On a prospective observational basis, we enrolled 31 postmenopausal women who underwent health checkup in our hospital. Peripheral blood drawn for the estimation of total T, B cell, NK cell count, proportion of CD3+, CD4+,CD8+, Th1, Th2, Th17 and Treg subsets of T lymphocyte after fasting on the morning. We also measured BMI, estrogen, fasting glucose, hs-CRP, lipid profile, serum 25(OH)D, calcium, phosphate.

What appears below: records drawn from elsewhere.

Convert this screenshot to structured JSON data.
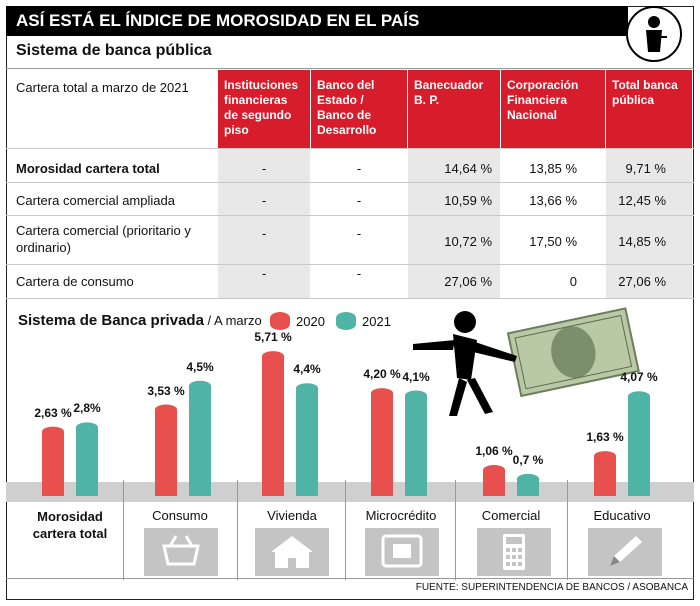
{
  "header": {
    "title": "ASÍ ESTÁ EL ÍNDICE DE MOROSIDAD EN EL PAÍS"
  },
  "public_bank": {
    "subtitle": "Sistema de banca pública",
    "corner_label": "Cartera total a marzo de 2021",
    "columns": [
      "Instituciones financieras de segundo piso",
      "Banco del Estado / Banco de Desarrollo",
      "Banecuador B. P.",
      "Corporación Financiera Nacional",
      "Total banca pública"
    ],
    "rows": [
      {
        "label": "Morosidad cartera total",
        "bold": true,
        "values": [
          "-",
          "-",
          "14,64 %",
          "13,85 %",
          "9,71 %"
        ]
      },
      {
        "label": "Cartera comercial ampliada",
        "bold": false,
        "values": [
          "-",
          "-",
          "10,59 %",
          "13,66 %",
          "12,45 %"
        ]
      },
      {
        "label": "Cartera comercial (prioritario y ordinario)",
        "bold": false,
        "values": [
          "-",
          "-",
          "10,72 %",
          "17,50 %",
          "14,85 %"
        ]
      },
      {
        "label": "Cartera de consumo",
        "bold": false,
        "values": [
          "-",
          "-",
          "27,06 %",
          "0",
          "27,06 %"
        ]
      }
    ]
  },
  "private_bank": {
    "title": "Sistema de Banca privada",
    "subtitle": " / A marzo"
  },
  "chart_data": {
    "type": "bar",
    "categories": [
      "Morosidad cartera total",
      "Consumo",
      "Vivienda",
      "Microcrédito",
      "Comercial",
      "Educativo"
    ],
    "series": [
      {
        "name": "2020",
        "values": [
          2.63,
          3.53,
          5.71,
          4.2,
          1.06,
          1.63
        ],
        "labels": [
          "2,63 %",
          "3,53 %",
          "5,71 %",
          "4,20 %",
          "1,06 %",
          "1,63 %"
        ]
      },
      {
        "name": "2021",
        "values": [
          2.8,
          4.5,
          4.4,
          4.1,
          0.7,
          4.07
        ],
        "labels": [
          "2,8%",
          "4,5%",
          "4,4%",
          "4,1%",
          "0,7 %",
          "4,07 %"
        ]
      }
    ],
    "colors": {
      "2020": "#e8504d",
      "2021": "#4fb3a6"
    },
    "ylim": [
      0,
      6
    ]
  },
  "icons": [
    "basket-icon",
    "house-icon",
    "atm-icon",
    "calculator-icon",
    "pencil-icon"
  ],
  "source": "FUENTE: SUPERINTENDENCIA DE BANCOS / ASOBANCA"
}
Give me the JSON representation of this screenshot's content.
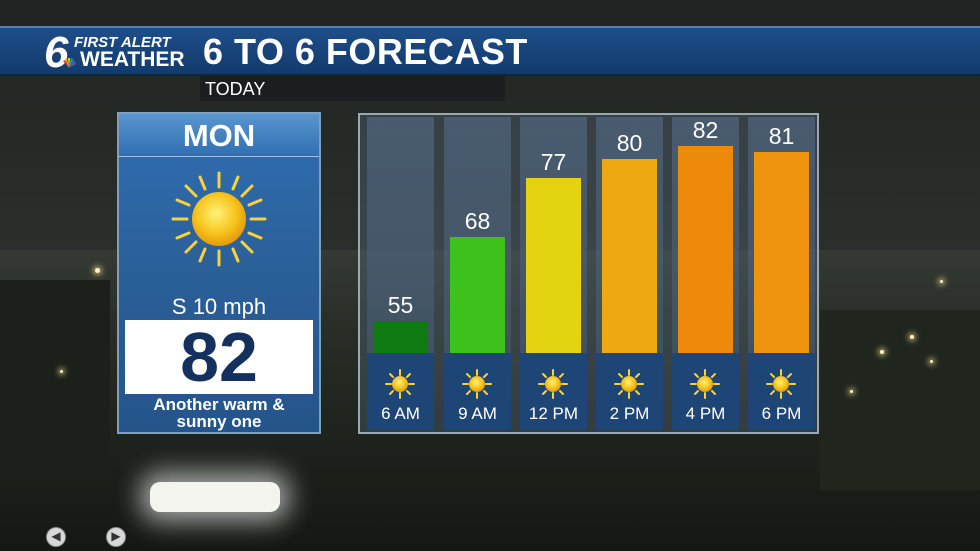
{
  "header": {
    "logo_number": "6",
    "logo_line1": "FIRST ALERT",
    "logo_line2": "WEATHER",
    "title": "6 TO 6 FORECAST"
  },
  "subbar": {
    "label": "TODAY"
  },
  "day": {
    "name": "MON",
    "icon": "sun-icon",
    "wind": "S 10 mph",
    "high": "82",
    "description_line1": "Another warm &",
    "description_line2": "sunny one"
  },
  "chart_data": {
    "type": "bar",
    "categories": [
      "6 AM",
      "9 AM",
      "12 PM",
      "2 PM",
      "4 PM",
      "6 PM"
    ],
    "values": [
      55,
      68,
      77,
      80,
      82,
      81
    ],
    "labels": [
      "55",
      "68",
      "77",
      "80",
      "82",
      "81"
    ],
    "colors": [
      "#0f7a12",
      "#3ec11a",
      "#e4d311",
      "#eea812",
      "#ee8a0b",
      "#ef930e"
    ],
    "icons": [
      "sun-icon",
      "sun-icon",
      "sun-icon",
      "sun-icon",
      "sun-icon",
      "sun-icon"
    ],
    "title": "",
    "xlabel": "",
    "ylabel": "",
    "ylim": [
      50,
      84
    ]
  },
  "nav": {
    "prev": "◀",
    "next": "▶"
  }
}
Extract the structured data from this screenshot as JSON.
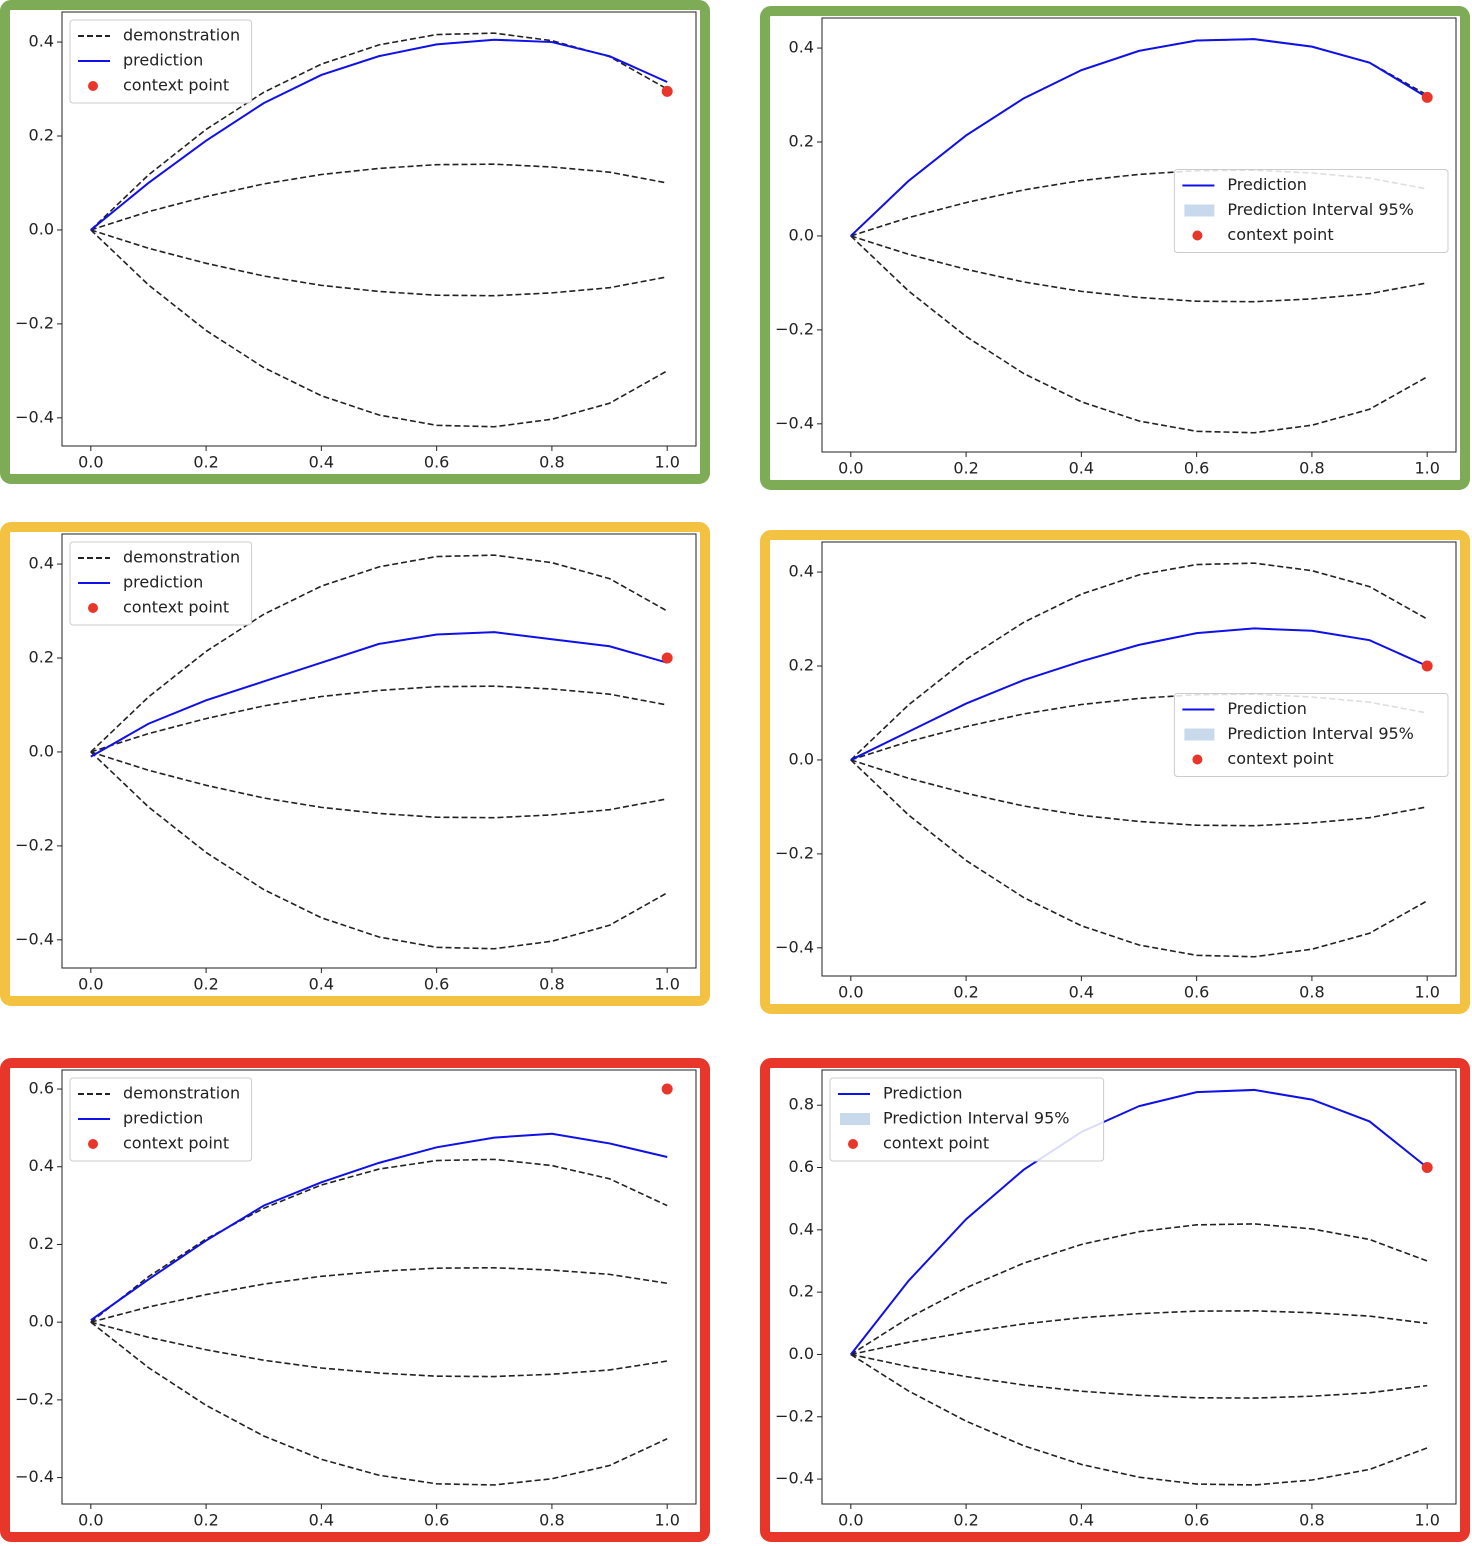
{
  "chart_data": [
    {
      "type": "line",
      "frame_color": "#7eab55",
      "legend": "upper left",
      "x": [
        0,
        0.1,
        0.2,
        0.3,
        0.4,
        0.5,
        0.6,
        0.7,
        0.8,
        0.9,
        1.0
      ],
      "xlim": [
        -0.05,
        1.05
      ],
      "ylim": [
        -0.46,
        0.464
      ],
      "xticks": [
        {
          "value": 0,
          "label": "0.0"
        },
        0.2,
        0.4,
        0.6,
        0.8,
        {
          "value": 1,
          "label": "1.0"
        }
      ],
      "yticks": [
        {
          "value": -0.4,
          "label": "−0.4"
        },
        {
          "value": -0.2,
          "label": "−0.2"
        },
        {
          "value": 0,
          "label": "0.0"
        },
        0.2,
        0.4
      ],
      "series": [
        {
          "name": "demonstration",
          "kind": "line",
          "linestyle": "dashed",
          "color": "#222222",
          "values": [
            0,
            0.117,
            0.214,
            0.293,
            0.353,
            0.394,
            0.416,
            0.419,
            0.403,
            0.369,
            0.3
          ]
        },
        {
          "kind": "line",
          "linestyle": "dashed",
          "color": "#222222",
          "values": [
            0,
            0.039,
            0.071,
            0.098,
            0.118,
            0.131,
            0.139,
            0.14,
            0.134,
            0.123,
            0.1
          ]
        },
        {
          "kind": "line",
          "linestyle": "dashed",
          "color": "#222222",
          "values": [
            0,
            -0.039,
            -0.071,
            -0.098,
            -0.118,
            -0.131,
            -0.139,
            -0.14,
            -0.134,
            -0.123,
            -0.1
          ]
        },
        {
          "kind": "line",
          "linestyle": "dashed",
          "color": "#222222",
          "values": [
            0,
            -0.117,
            -0.214,
            -0.293,
            -0.353,
            -0.394,
            -0.416,
            -0.419,
            -0.403,
            -0.369,
            -0.3
          ]
        },
        {
          "name": "prediction",
          "kind": "line",
          "color": "#1010e8",
          "values": [
            0,
            0.1,
            0.19,
            0.27,
            0.33,
            0.37,
            0.395,
            0.405,
            0.4,
            0.37,
            0.315
          ]
        },
        {
          "name": "context point",
          "kind": "scatter",
          "color": "#e8362a",
          "x": [
            1.0
          ],
          "values": [
            0.295
          ]
        }
      ]
    },
    {
      "type": "line",
      "frame_color": "#7eab55",
      "legend": "center right",
      "x": [
        0,
        0.1,
        0.2,
        0.3,
        0.4,
        0.5,
        0.6,
        0.7,
        0.8,
        0.9,
        1.0
      ],
      "xlim": [
        -0.05,
        1.05
      ],
      "ylim": [
        -0.46,
        0.464
      ],
      "xticks": [
        {
          "value": 0,
          "label": "0.0"
        },
        0.2,
        0.4,
        0.6,
        0.8,
        {
          "value": 1,
          "label": "1.0"
        }
      ],
      "yticks": [
        {
          "value": -0.4,
          "label": "−0.4"
        },
        {
          "value": -0.2,
          "label": "−0.2"
        },
        {
          "value": 0,
          "label": "0.0"
        },
        0.2,
        0.4
      ],
      "series": [
        {
          "kind": "line",
          "linestyle": "dashed",
          "color": "#222222",
          "values": [
            0,
            0.117,
            0.214,
            0.293,
            0.353,
            0.394,
            0.416,
            0.419,
            0.403,
            0.369,
            0.3
          ]
        },
        {
          "kind": "line",
          "linestyle": "dashed",
          "color": "#222222",
          "values": [
            0,
            0.039,
            0.071,
            0.098,
            0.118,
            0.131,
            0.139,
            0.14,
            0.134,
            0.123,
            0.1
          ]
        },
        {
          "kind": "line",
          "linestyle": "dashed",
          "color": "#222222",
          "values": [
            0,
            -0.039,
            -0.071,
            -0.098,
            -0.118,
            -0.131,
            -0.139,
            -0.14,
            -0.134,
            -0.123,
            -0.1
          ]
        },
        {
          "kind": "line",
          "linestyle": "dashed",
          "color": "#222222",
          "values": [
            0,
            -0.117,
            -0.214,
            -0.293,
            -0.353,
            -0.394,
            -0.416,
            -0.419,
            -0.403,
            -0.369,
            -0.3
          ]
        },
        {
          "name": "Prediction",
          "kind": "line",
          "color": "#1010e8",
          "values": [
            0,
            0.117,
            0.214,
            0.293,
            0.353,
            0.394,
            0.416,
            0.419,
            0.403,
            0.369,
            0.295
          ]
        },
        {
          "name": "Prediction Interval 95%",
          "kind": "band",
          "color": "#c9d9ec",
          "lower": [
            0,
            0.117,
            0.214,
            0.293,
            0.353,
            0.394,
            0.416,
            0.419,
            0.403,
            0.369,
            0.295
          ],
          "upper": [
            0,
            0.117,
            0.214,
            0.293,
            0.353,
            0.394,
            0.416,
            0.419,
            0.403,
            0.369,
            0.295
          ]
        },
        {
          "name": "context point",
          "kind": "scatter",
          "color": "#e8362a",
          "x": [
            1.0
          ],
          "values": [
            0.295
          ]
        }
      ]
    },
    {
      "type": "line",
      "frame_color": "#f4c242",
      "legend": "upper left",
      "x": [
        0,
        0.1,
        0.2,
        0.3,
        0.4,
        0.5,
        0.6,
        0.7,
        0.8,
        0.9,
        1.0
      ],
      "xlim": [
        -0.05,
        1.05
      ],
      "ylim": [
        -0.46,
        0.464
      ],
      "xticks": [
        {
          "value": 0,
          "label": "0.0"
        },
        0.2,
        0.4,
        0.6,
        0.8,
        {
          "value": 1,
          "label": "1.0"
        }
      ],
      "yticks": [
        {
          "value": -0.4,
          "label": "−0.4"
        },
        {
          "value": -0.2,
          "label": "−0.2"
        },
        {
          "value": 0,
          "label": "0.0"
        },
        0.2,
        0.4
      ],
      "series": [
        {
          "name": "demonstration",
          "kind": "line",
          "linestyle": "dashed",
          "color": "#222222",
          "values": [
            0,
            0.117,
            0.214,
            0.293,
            0.353,
            0.394,
            0.416,
            0.419,
            0.403,
            0.369,
            0.3
          ]
        },
        {
          "kind": "line",
          "linestyle": "dashed",
          "color": "#222222",
          "values": [
            0,
            0.039,
            0.071,
            0.098,
            0.118,
            0.131,
            0.139,
            0.14,
            0.134,
            0.123,
            0.1
          ]
        },
        {
          "kind": "line",
          "linestyle": "dashed",
          "color": "#222222",
          "values": [
            0,
            -0.039,
            -0.071,
            -0.098,
            -0.118,
            -0.131,
            -0.139,
            -0.14,
            -0.134,
            -0.123,
            -0.1
          ]
        },
        {
          "kind": "line",
          "linestyle": "dashed",
          "color": "#222222",
          "values": [
            0,
            -0.117,
            -0.214,
            -0.293,
            -0.353,
            -0.394,
            -0.416,
            -0.419,
            -0.403,
            -0.369,
            -0.3
          ]
        },
        {
          "name": "prediction",
          "kind": "line",
          "color": "#1010e8",
          "values": [
            -0.01,
            0.06,
            0.11,
            0.15,
            0.19,
            0.23,
            0.25,
            0.255,
            0.24,
            0.225,
            0.19
          ]
        },
        {
          "name": "context point",
          "kind": "scatter",
          "color": "#e8362a",
          "x": [
            1.0
          ],
          "values": [
            0.2
          ]
        }
      ]
    },
    {
      "type": "line",
      "frame_color": "#f4c242",
      "legend": "center right",
      "x": [
        0,
        0.1,
        0.2,
        0.3,
        0.4,
        0.5,
        0.6,
        0.7,
        0.8,
        0.9,
        1.0
      ],
      "xlim": [
        -0.05,
        1.05
      ],
      "ylim": [
        -0.46,
        0.464
      ],
      "xticks": [
        {
          "value": 0,
          "label": "0.0"
        },
        0.2,
        0.4,
        0.6,
        0.8,
        {
          "value": 1,
          "label": "1.0"
        }
      ],
      "yticks": [
        {
          "value": -0.4,
          "label": "−0.4"
        },
        {
          "value": -0.2,
          "label": "−0.2"
        },
        {
          "value": 0,
          "label": "0.0"
        },
        0.2,
        0.4
      ],
      "series": [
        {
          "kind": "line",
          "linestyle": "dashed",
          "color": "#222222",
          "values": [
            0,
            0.117,
            0.214,
            0.293,
            0.353,
            0.394,
            0.416,
            0.419,
            0.403,
            0.369,
            0.3
          ]
        },
        {
          "kind": "line",
          "linestyle": "dashed",
          "color": "#222222",
          "values": [
            0,
            0.039,
            0.071,
            0.098,
            0.118,
            0.131,
            0.139,
            0.14,
            0.134,
            0.123,
            0.1
          ]
        },
        {
          "kind": "line",
          "linestyle": "dashed",
          "color": "#222222",
          "values": [
            0,
            -0.039,
            -0.071,
            -0.098,
            -0.118,
            -0.131,
            -0.139,
            -0.14,
            -0.134,
            -0.123,
            -0.1
          ]
        },
        {
          "kind": "line",
          "linestyle": "dashed",
          "color": "#222222",
          "values": [
            0,
            -0.117,
            -0.214,
            -0.293,
            -0.353,
            -0.394,
            -0.416,
            -0.419,
            -0.403,
            -0.369,
            -0.3
          ]
        },
        {
          "name": "Prediction",
          "kind": "line",
          "color": "#1010e8",
          "values": [
            0,
            0.06,
            0.12,
            0.17,
            0.21,
            0.245,
            0.27,
            0.28,
            0.275,
            0.255,
            0.2
          ]
        },
        {
          "name": "Prediction Interval 95%",
          "kind": "band",
          "color": "#c9d9ec",
          "lower": [
            0,
            0.06,
            0.12,
            0.17,
            0.21,
            0.245,
            0.27,
            0.28,
            0.275,
            0.255,
            0.2
          ],
          "upper": [
            0,
            0.06,
            0.12,
            0.17,
            0.21,
            0.245,
            0.27,
            0.28,
            0.275,
            0.255,
            0.2
          ]
        },
        {
          "name": "context point",
          "kind": "scatter",
          "color": "#e8362a",
          "x": [
            1.0
          ],
          "values": [
            0.2
          ]
        }
      ]
    },
    {
      "type": "line",
      "frame_color": "#e8362a",
      "legend": "upper left",
      "x": [
        0,
        0.1,
        0.2,
        0.3,
        0.4,
        0.5,
        0.6,
        0.7,
        0.8,
        0.9,
        1.0
      ],
      "xlim": [
        -0.05,
        1.05
      ],
      "ylim": [
        -0.468,
        0.649
      ],
      "xticks": [
        {
          "value": 0,
          "label": "0.0"
        },
        0.2,
        0.4,
        0.6,
        0.8,
        {
          "value": 1,
          "label": "1.0"
        }
      ],
      "yticks": [
        {
          "value": -0.4,
          "label": "−0.4"
        },
        {
          "value": -0.2,
          "label": "−0.2"
        },
        {
          "value": 0,
          "label": "0.0"
        },
        0.2,
        0.4,
        0.6
      ],
      "series": [
        {
          "name": "demonstration",
          "kind": "line",
          "linestyle": "dashed",
          "color": "#222222",
          "values": [
            0,
            0.117,
            0.214,
            0.293,
            0.353,
            0.394,
            0.416,
            0.419,
            0.403,
            0.369,
            0.3
          ]
        },
        {
          "kind": "line",
          "linestyle": "dashed",
          "color": "#222222",
          "values": [
            0,
            0.039,
            0.071,
            0.098,
            0.118,
            0.131,
            0.139,
            0.14,
            0.134,
            0.123,
            0.1
          ]
        },
        {
          "kind": "line",
          "linestyle": "dashed",
          "color": "#222222",
          "values": [
            0,
            -0.039,
            -0.071,
            -0.098,
            -0.118,
            -0.131,
            -0.139,
            -0.14,
            -0.134,
            -0.123,
            -0.1
          ]
        },
        {
          "kind": "line",
          "linestyle": "dashed",
          "color": "#222222",
          "values": [
            0,
            -0.117,
            -0.214,
            -0.293,
            -0.353,
            -0.394,
            -0.416,
            -0.419,
            -0.403,
            -0.369,
            -0.3
          ]
        },
        {
          "name": "prediction",
          "kind": "line",
          "color": "#1010e8",
          "values": [
            0.005,
            0.11,
            0.21,
            0.3,
            0.36,
            0.41,
            0.45,
            0.475,
            0.485,
            0.46,
            0.425
          ]
        },
        {
          "name": "context point",
          "kind": "scatter",
          "color": "#e8362a",
          "x": [
            1.0
          ],
          "values": [
            0.6
          ]
        }
      ]
    },
    {
      "type": "line",
      "frame_color": "#e8362a",
      "legend": "upper left",
      "x": [
        0,
        0.1,
        0.2,
        0.3,
        0.4,
        0.5,
        0.6,
        0.7,
        0.8,
        0.9,
        1.0
      ],
      "xlim": [
        -0.05,
        1.05
      ],
      "ylim": [
        -0.48,
        0.913
      ],
      "xticks": [
        {
          "value": 0,
          "label": "0.0"
        },
        0.2,
        0.4,
        0.6,
        0.8,
        {
          "value": 1,
          "label": "1.0"
        }
      ],
      "yticks": [
        {
          "value": -0.4,
          "label": "−0.4"
        },
        {
          "value": -0.2,
          "label": "−0.2"
        },
        {
          "value": 0,
          "label": "0.0"
        },
        0.2,
        0.4,
        0.6,
        0.8
      ],
      "series": [
        {
          "kind": "line",
          "linestyle": "dashed",
          "color": "#222222",
          "values": [
            0,
            0.117,
            0.214,
            0.293,
            0.353,
            0.394,
            0.416,
            0.419,
            0.403,
            0.369,
            0.3
          ]
        },
        {
          "kind": "line",
          "linestyle": "dashed",
          "color": "#222222",
          "values": [
            0,
            0.039,
            0.071,
            0.098,
            0.118,
            0.131,
            0.139,
            0.14,
            0.134,
            0.123,
            0.1
          ]
        },
        {
          "kind": "line",
          "linestyle": "dashed",
          "color": "#222222",
          "values": [
            0,
            -0.039,
            -0.071,
            -0.098,
            -0.118,
            -0.131,
            -0.139,
            -0.14,
            -0.134,
            -0.123,
            -0.1
          ]
        },
        {
          "kind": "line",
          "linestyle": "dashed",
          "color": "#222222",
          "values": [
            0,
            -0.117,
            -0.214,
            -0.293,
            -0.353,
            -0.394,
            -0.416,
            -0.419,
            -0.403,
            -0.369,
            -0.3
          ]
        },
        {
          "name": "Prediction",
          "kind": "line",
          "color": "#1010e8",
          "values": [
            0,
            0.236,
            0.434,
            0.593,
            0.714,
            0.797,
            0.842,
            0.849,
            0.818,
            0.748,
            0.6
          ]
        },
        {
          "name": "Prediction Interval 95%",
          "kind": "band",
          "color": "#c9d9ec",
          "lower": [
            0,
            0.236,
            0.434,
            0.593,
            0.714,
            0.797,
            0.842,
            0.849,
            0.818,
            0.748,
            0.6
          ],
          "upper": [
            0,
            0.236,
            0.434,
            0.593,
            0.714,
            0.797,
            0.842,
            0.849,
            0.818,
            0.748,
            0.6
          ]
        },
        {
          "name": "context point",
          "kind": "scatter",
          "color": "#e8362a",
          "x": [
            1.0
          ],
          "values": [
            0.6
          ]
        }
      ]
    }
  ]
}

The subjects were divided into three groups according to serum vitamin D levels. Proportion of CD4+(P=0.024) T cells were significantly decreased in three tertile group compared with one tertile group. Proportion of CD8+(P=0.004) T cells in three tertile group were significantly increased than that of the one tertile group and three tertile group. Also, CD4+/CD8+T cell ratio in one tertile group was significantly increased than that of the two tertile group and three tertile group. However there was no differences in total T, B, NK cell count, Th1, Th2 cytokine producing T cell population, Th17 and Treg cells according to vitamin D levels.
In this study, serum vitamin D levels in postmenopausal women is associated with changes in the peripheral CD4+, CD8+T cell compartment.